44. Dit standpunt stelt dat, hoewel de toebedeling van het vruchtgebruik n.a.v. de ontbinding/vereffening, inderdaad als een "verkrijging" in de zin van art. 2.9.1.0.4. VCF op te vatten is, er in de praktijk geen verkooprecht kan geheven worden omdat het vruchtgebruik is geëindigd bij de loutere beslissing tot ontbinding en er, volgens Vlabel, in die situatie geen vergoeding zal worden betaald. Noch zal er sprake zijn van enige (subsidiaire) verkoopwaarde, omdat deze eveneens nihil is, bij gebrek aan enige vergoedingsregeling.
45. Indien er dus geen vergoeding voorzien is, is er per definitie geen belastbare grondslag te weerhouden. In voorliggend geval zou er niettemin wel in een vergoeding worden voorzien. Ook indien in die “betalende” hypothese toepassing moet worden gemaakt van de regeling van de historische vennoot (en dus de gemeenrechtelijke aard bepalend is), kan er volgens de tekst van de beslissing (“al dan niet met tegenprestatie”) geen belastbare overdracht voorliggen (ook niet als er een tegenprestatie verschuldigd is), omdat het vruchtgebruik reeds voor de vereffening geëindigd is.
46. Dit standpunt geeft dus aan dat ook in voorliggend geval, waar de heffing cfr. gemeenrechtelijke aard moet worden toegepast, er geen sprake is van een belastbare overdracht die het verkooprecht opeisbaar maakt, ook niet wanneer er, eveneens zoals in casu, toch een vergoeding wordt afgesproken tussen de partijen.
47. Aangezien het standpunt van Vlabel de heffing overeenkomstig de gemeenrechtelijke aard beschrijft, is deze belastbare behandeling zowel van toepassing op de verkrijging door de heer X als door mevrouw Y.
48. In hoofde van beiden zal dus het verkooprecht niet worden toegepast op de verkrijging en zal enkel het federaal vast recht van toepassing zijn. Kan u ons dit bevestigen?
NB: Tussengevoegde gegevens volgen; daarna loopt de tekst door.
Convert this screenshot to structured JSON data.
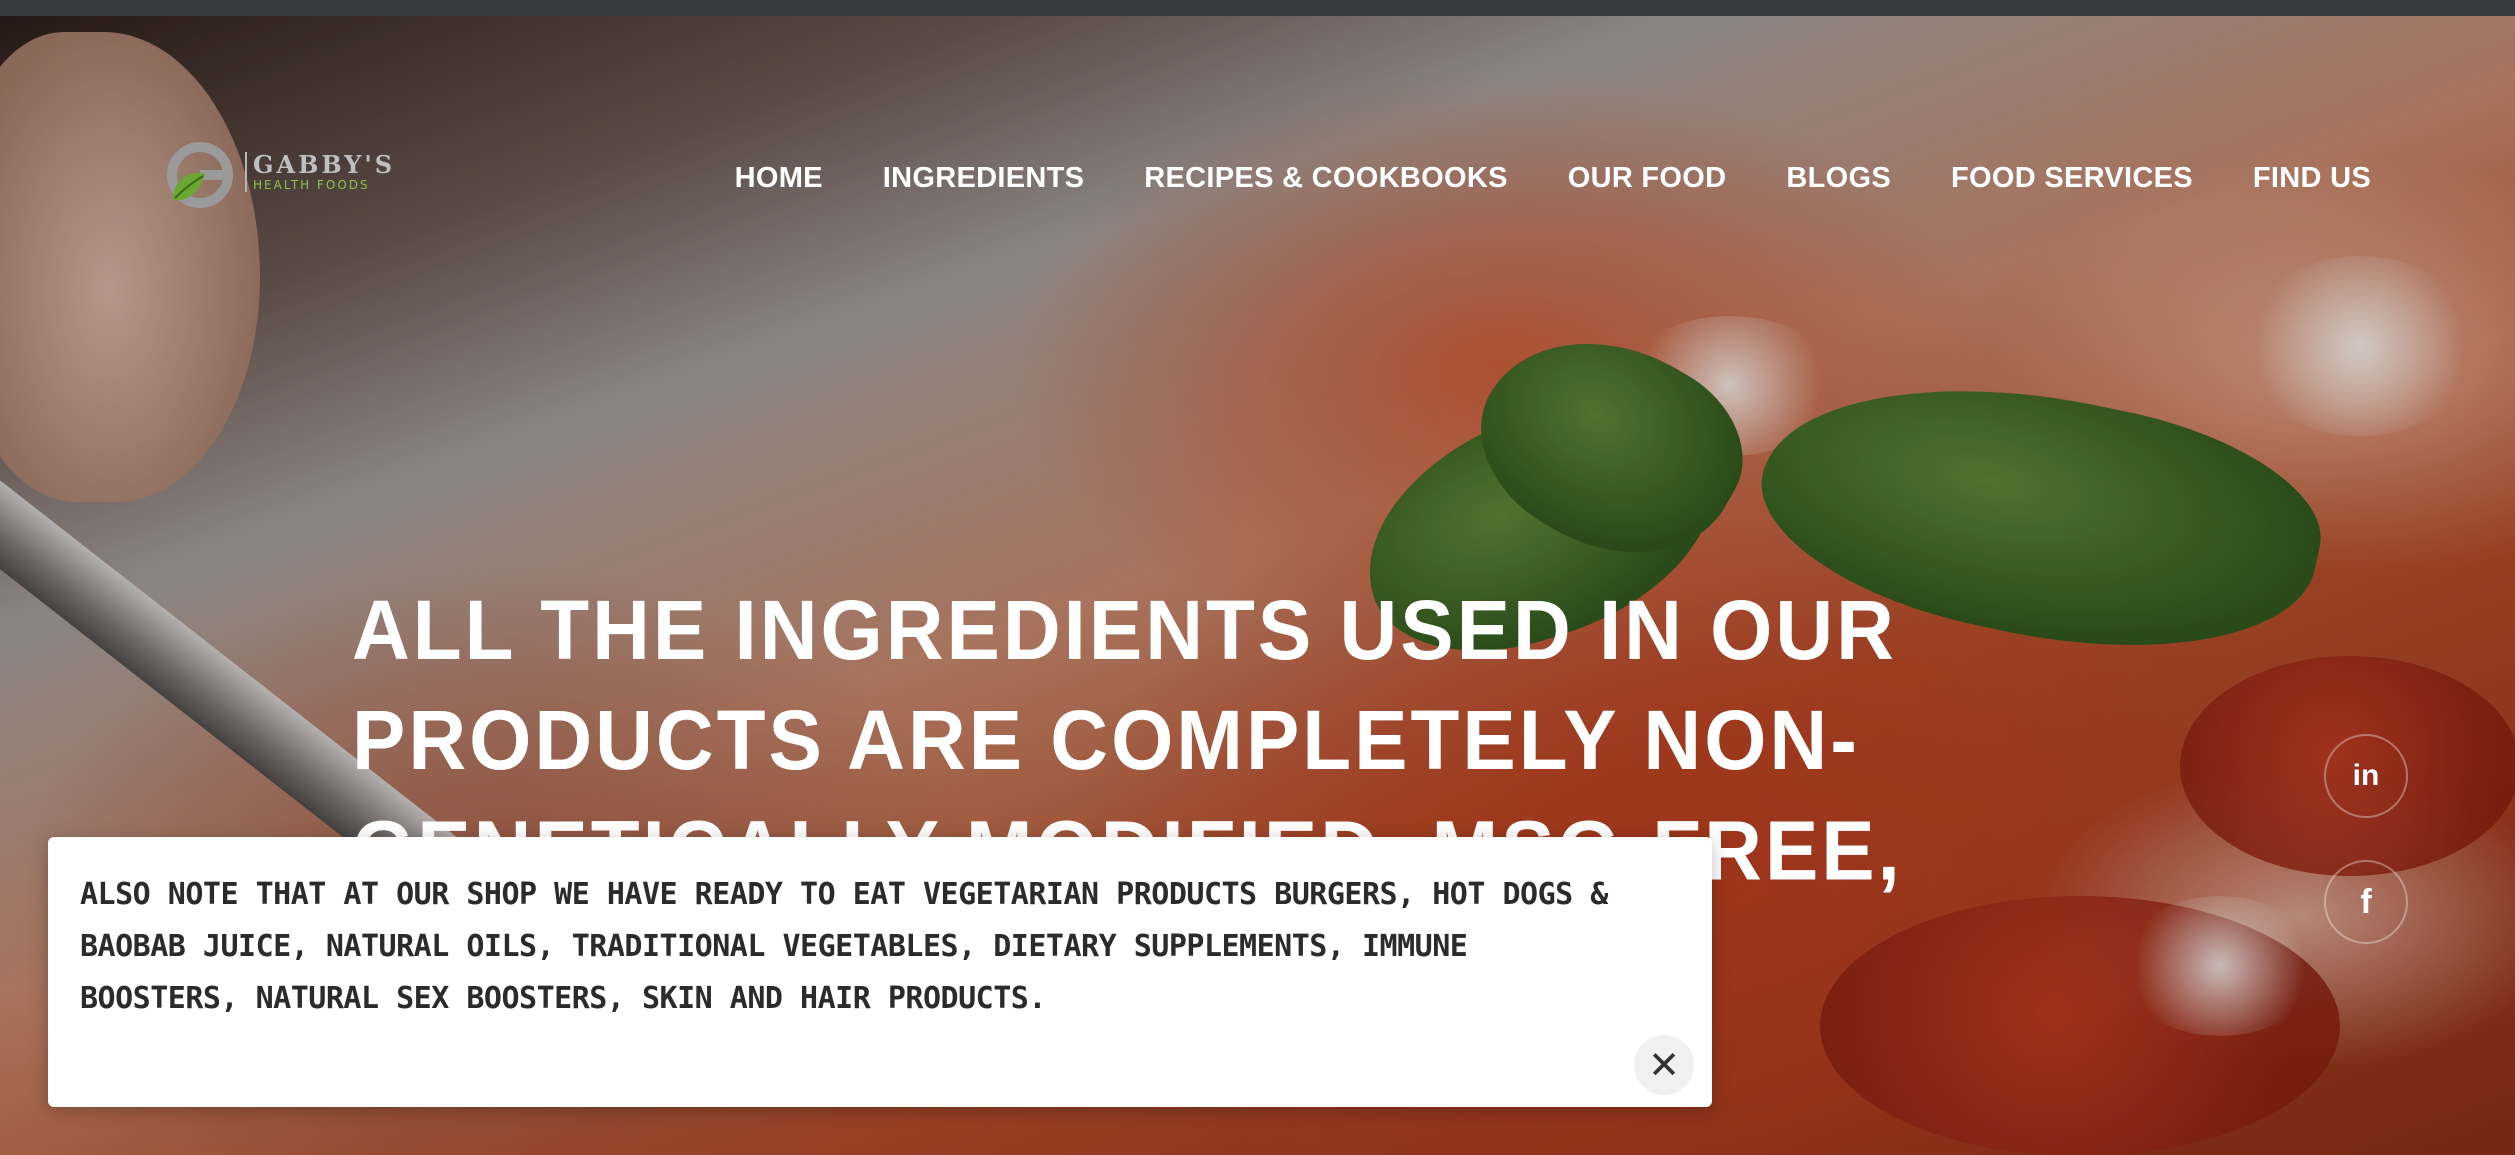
{
  "brand": {
    "name": "GABBY'S",
    "tagline": "HEALTH FOODS",
    "accent_color": "#8bc34a"
  },
  "nav": {
    "items": [
      {
        "label": "HOME"
      },
      {
        "label": "INGREDIENTS"
      },
      {
        "label": "RECIPES & COOKBOOKS"
      },
      {
        "label": "OUR FOOD"
      },
      {
        "label": "BLOGS"
      },
      {
        "label": "FOOD SERVICES"
      },
      {
        "label": "FIND US"
      }
    ]
  },
  "hero": {
    "heading": "ALL THE INGREDIENTS USED IN OUR PRODUCTS ARE COMPLETELY NON-GENETICALLY MODIFIED, MSG-FREE, AND VEGAN."
  },
  "social": {
    "linkedin_icon": "in",
    "facebook_icon": "f"
  },
  "notice": {
    "text": "ALSO NOTE THAT AT OUR SHOP WE HAVE READY TO EAT VEGETARIAN PRODUCTS BURGERS, HOT DOGS & BAOBAB JUICE, NATURAL OILS, TRADITIONAL VEGETABLES, DIETARY SUPPLEMENTS, IMMUNE BOOSTERS, NATURAL SEX BOOSTERS, SKIN AND HAIR PRODUCTS.",
    "close_icon": "✕"
  }
}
Taxatie volgens gemeenrechtelijke aard
Algemeen
49. Indien het bovenstaande standpunt toch niet kan worden toegepast, is de vraag hoe de beëindiging van het vruchtgebruik n.a.v. de ontbinding van de vennootschap getaxeerd zou worden conform de regeling van gemeenrechtelijke aard, die op beide verkrijgers van toepassing is (zie supra).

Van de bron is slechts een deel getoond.